Une nouvelle façon d’estimer les frais hospitaliers (les DRG), basée sur «des forfaits par cas liés aux prestations», plus rationnelle et moins coûteuse pour l’assurance, nous dit-on, sera introduite au début de 2012. Là encore, il y aura nécessité d’harmoniser des tarifs et d’apaiser des oppositions qui s’annoncent violentes contre une intrusion supplémentaire de l’économie dans les relations humaines. Ce sont les médecins et tout le personnel hospitalier qui sont intéressés au premier chef.

* * *

Malgré tout, il est souhaitable que tous les obstacles que nous avons énumérés puissent être surmontés. On peut raisonnablement penser en effet qu’une médecine organisée de façon à procéder du plus simple au plus compliqué, en demandant au médecin de famille qui, par principe, a vue sur l’environnement de ses malades, connaît les circonstances et les risques de chacun, qui peut avoir la mémoire de tout ce qui s’est passé d’important, qui connaît les possibilités de traitement (hôpital, interventions spécialisées, etc.), au-delà de l’ordinaire et du courant, en demandant donc à ce médecin de gérer l’ensemble d’un dossier de patient; cela lui donnerait la possibilité d’éviter les doublons d’examens, les mauvais engagements thérapeutiques, et de rétablir la relation personnelle qui manque trop souvent à la technicité actuelle. Il y aurait là une économie non seulement d’argent, mais de démarches et d’efforts inutiles.

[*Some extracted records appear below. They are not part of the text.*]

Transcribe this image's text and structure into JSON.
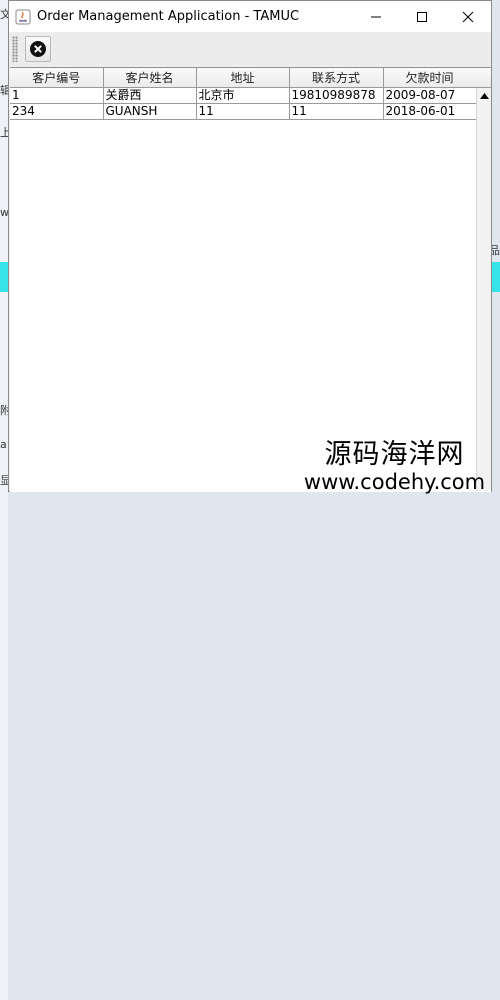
{
  "window": {
    "title": "Order Management Application - TAMUC"
  },
  "titlebar_buttons": {
    "minimize_glyph": "—",
    "maximize_glyph": "☐",
    "close_glyph": "✕"
  },
  "toolbar": {
    "close_icon": "close-circle-icon"
  },
  "table": {
    "headers": [
      "客户编号",
      "客户姓名",
      "地址",
      "联系方式",
      "欠款时间"
    ],
    "rows": [
      [
        "1",
        "关爵西",
        "北京市",
        "19810989878",
        "2009-08-07"
      ],
      [
        "234",
        "GUANSH",
        "11",
        "11",
        "2018-06-01"
      ]
    ]
  },
  "watermark": {
    "line1": "源码海洋网",
    "line2": "www.codehy.com"
  },
  "background_fragments": {
    "left_chars": [
      "文",
      "辑",
      "上",
      "w",
      "附",
      "a",
      "显"
    ],
    "right_chars": [
      "品"
    ]
  }
}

Ce qui nous surprend en revanche, et nous choque même dans le lancement de cette initiative, c’est qu’il n’est pas tenu compte de tout ce qui a déjà été entrepris et réalisé pour remédier aux défauts du système. Voilà des années que la policlinique universitaire de Lausanne a entrepris la formation de médecins généralistes; elle invite des praticiens du Canton à donner régulièrement des cours aux étudiants intéressés; avec le soutien de l’Institut universitaire de médecine générale et du Service de la Santé, elle organise une formation dans des hôpitaux périphériques; une formation peut aussi être réalisée directement chez des généralistes installés en privé. De telles réalisations sont concrètes, solides; on voit à quoi elles aboutissent. en comparaison, des textes comme ceux de l’initiative paraissent bien inconsistants; remis aux mêmes instances que celles qui nous dirigent actuellement, aux mêmes conseillers nationaux dont on dénonce la collusion avec les milieux de l’assurance, que peut-on en espérer?